The Great Depression and the New Deal

After the gradual destruction of the conventional, Galbraithian view of what caused the Great Depression by Friedman, Bernanke, Sirkin and a host of other great twentieth century economists the right wing bandwagon is now moving on to what fixed it. In particular the New Deal is taking a hammering. Marginal Revolution has some great coverage. First, Alex Tabarrok:

"Imagine, increasing the power of unions to strike and raise wages during a time of mass strikes and mass unemployment. Imagine thinking that cartelizing whole industries thereby raising prices and reducing output could improve the economy. Not everything Roosevelt did was counterproductive - he did end prohibition (although in order to raise taxes) - but plenty was and worst of all was the uncertainty created by Roosevelt's vicious attacks on business."

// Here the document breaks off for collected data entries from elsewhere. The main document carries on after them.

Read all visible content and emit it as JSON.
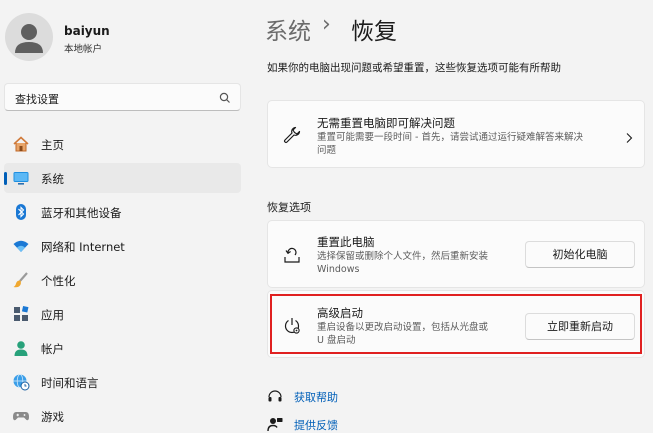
{
  "user": {
    "name": "baiyun",
    "account_type": "本地帐户"
  },
  "search": {
    "placeholder": "查找设置"
  },
  "sidebar": {
    "items": [
      {
        "label": "主页",
        "icon": "home-icon"
      },
      {
        "label": "系统",
        "icon": "system-icon",
        "selected": true
      },
      {
        "label": "蓝牙和其他设备",
        "icon": "bluetooth-icon"
      },
      {
        "label": "网络和 Internet",
        "icon": "wifi-icon"
      },
      {
        "label": "个性化",
        "icon": "brush-icon"
      },
      {
        "label": "应用",
        "icon": "apps-icon"
      },
      {
        "label": "帐户",
        "icon": "person-icon"
      },
      {
        "label": "时间和语言",
        "icon": "globe-clock-icon"
      },
      {
        "label": "游戏",
        "icon": "gamepad-icon"
      }
    ]
  },
  "breadcrumb": {
    "parent": "系统",
    "separator": "›",
    "current": "恢复"
  },
  "intro": "如果你的电脑出现问题或希望重置，这些恢复选项可能有所帮助",
  "fix_card": {
    "title": "无需重置电脑即可解决问题",
    "desc_line1": "重置可能需要一段时间 - 首先，请尝试通过运行疑难解答来解决",
    "desc_line2": "问题"
  },
  "section": {
    "title": "恢复选项"
  },
  "reset_card": {
    "title": "重置此电脑",
    "desc_line1": "选择保留或删除个人文件，然后重新安装",
    "desc_line2": "Windows",
    "button": "初始化电脑"
  },
  "advanced_card": {
    "title": "高级启动",
    "desc_line1": "重启设备以更改启动设置，包括从光盘或",
    "desc_line2": "U 盘启动",
    "button": "立即重新启动"
  },
  "links": {
    "help": "获取帮助",
    "feedback": "提供反馈"
  },
  "colors": {
    "accent": "#005fb8",
    "highlight_border": "#e02020",
    "background": "#f3f3f3"
  }
}
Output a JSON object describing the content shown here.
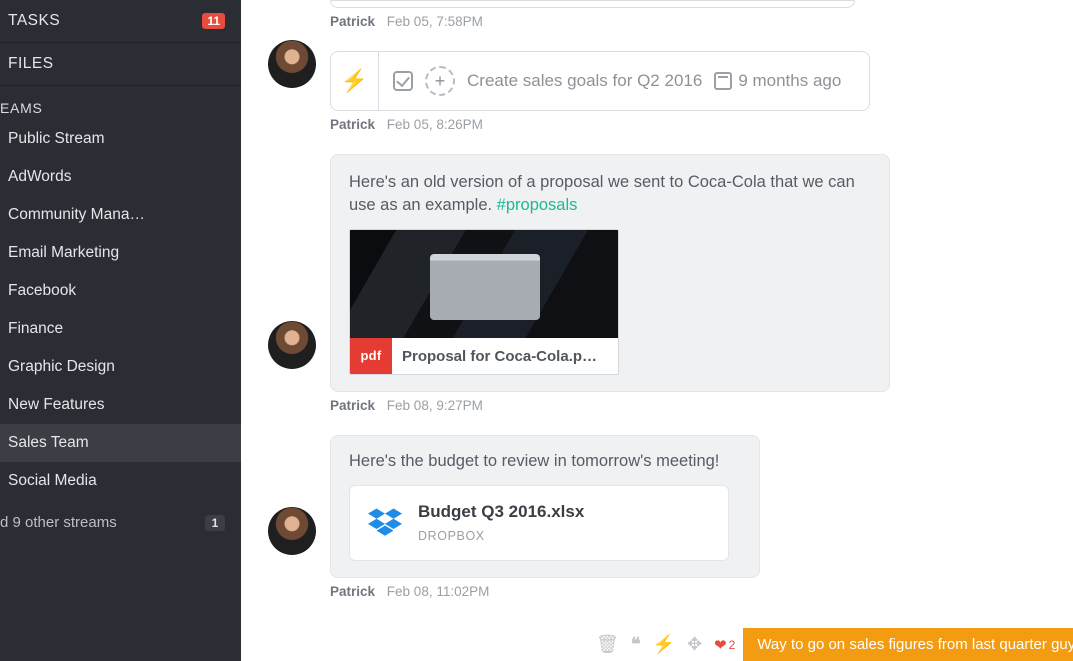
{
  "sidebar": {
    "tasks_label": "TASKS",
    "tasks_count": "11",
    "files_label": "FILES",
    "teams_heading": "EAMS",
    "streams": [
      "Public Stream",
      "AdWords",
      "Community Mana…",
      "Email Marketing",
      "Facebook",
      "Finance",
      "Graphic Design",
      "New Features",
      "Sales Team",
      "Social Media"
    ],
    "selected_stream_index": 8,
    "footer_text": "d 9 other streams",
    "footer_badge": "1"
  },
  "feed": {
    "posts": [
      {
        "author": "Patrick",
        "timestamp": "Feb 05, 7:58PM"
      },
      {
        "author": "Patrick",
        "timestamp": "Feb 05, 8:26PM",
        "task": {
          "title": "Create sales goals for Q2 2016",
          "relative_time": "9 months ago"
        }
      },
      {
        "author": "Patrick",
        "timestamp": "Feb 08, 9:27PM",
        "message_prefix": "Here's an old version of a proposal we sent to Coca-Cola that we can use as an example. ",
        "hashtag": "#proposals",
        "attachment": {
          "badge": "pdf",
          "filename": "Proposal for Coca-Cola.p…"
        }
      },
      {
        "author": "Patrick",
        "timestamp": "Feb 08, 11:02PM",
        "message": "Here's the budget to review in tomorrow's meeting!",
        "dropbox": {
          "filename": "Budget Q3 2016.xlsx",
          "source": "DROPBOX"
        }
      }
    ]
  },
  "bottom": {
    "heart_count": "2",
    "notification": "Way to go on sales figures from last quarter guys! Crushed it!"
  }
}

The causes of the Great Depression are something I have studied at some length and it becomes increasingly clear the idea it was a matter of wildly irrational markets getting their comeuppance is increasingly hard to sustain. While I have not read into as much of the detail of the arguments surrounding the New Deal I think that people are right to be suspicious that policies which are so disastrous elsewhere worked so well in the thirties. I think that as the event was so traumatic and remains so iconic the conventional wisdom surrounding it can be an intimidating target for academic challenge.

Bryan Caplan puts an argument similar to Tabarrok's in rather robust terms by describing FDR as a much milder Mugabe in terms of economic policy. He defends his comparison like this:

"Think about it this way: Out of all the presidents the U.S. has ever had, which one had the scariest rhetoric and policies from the point of view of investors and the rich? As far as I can tell, Franklin Roosevelt is clearly at the top of the list by a wide margin. Who else is even in the running? Cousin Teddy? He was a lot more balanced, and the country wasn't in a crisis."

The comparison is overblown but does make the point that scaring the rich may be popular but has awful effects on the economy by taking capital out of active use; whether in Zimbabwe or the United States.

It's an interesting discussion. The debate on the causes of and solution to the depression started in 1929 and I expect it'll still be going strong for some time to come.

1 comment:

Gracchi said...

Interesting points- I've always wondered what the eventual impact of global rearmament and the second world war was- its difficult to tell the longterm acheivements of the New Deal- which in its second phase only got going in Roosevelt's second term from the beggining of the second world war.